There was that well-documented shift right at the Reagan revolution when suddenly real wages no longer tracked productivity improvements, and economic inequality started to increase and we never looked back. I think the drop in price of consumer goods from a combination of technological progress and globalization of manufacturing papered over a lot of it, and made people generally still feel pretty good about the economy except during temporary recessions. There was all this great stuff you could buy that nobody could afford in 1965.
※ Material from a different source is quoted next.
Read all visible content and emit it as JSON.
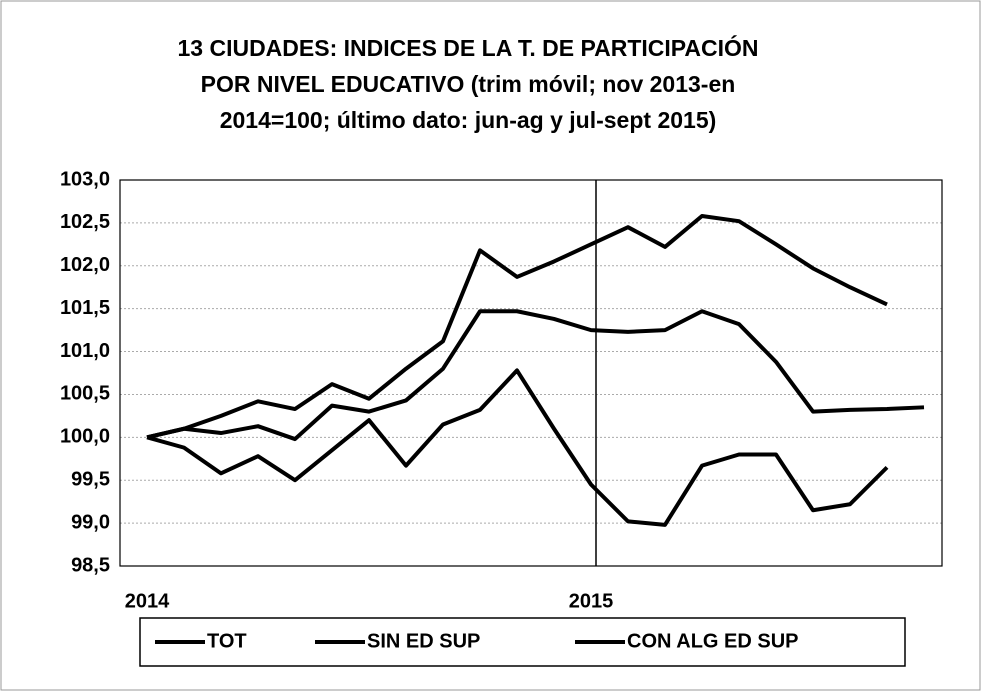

But even that cost drop drove up the price of any product or service that couldn’t be optimized that way (Baumol’s cost disease or something like it). And now that’s reached a real crisis point.
Suzanne
@gvg:
YAAAAAS thank you.
The land is the valuable thing. The buildings are not.
It’s a trope that “they just don’t build them like they used to”, but that’s really selective. Lots of old houses were built cheaply and there are definitely things we now do better. Insulation, water use, and energy code stuff like HVAC are big ones.
Soprano2
@gvg: I think about this with our house, if either one of us were in a wheelchair we’d have to move because the cost to make our house wheelchair-friendly would be too high.
Paul in KY
@Soprano2: Those were the days….
Ruckus
@Suzanne:
My parents bought a 50+ yr old house in SoCal in 1958 that of course had zero insulation. It is still standing today. The framing was made out of thicker lumber than we see today but insulation? None. So not quite as important as in say Montana. We have had snow fall 3 times in my lifetime in this area. One had to catch the snowflakes because when they hit the ground they were gone in very, very short order. But it has snowed here in my lifetime.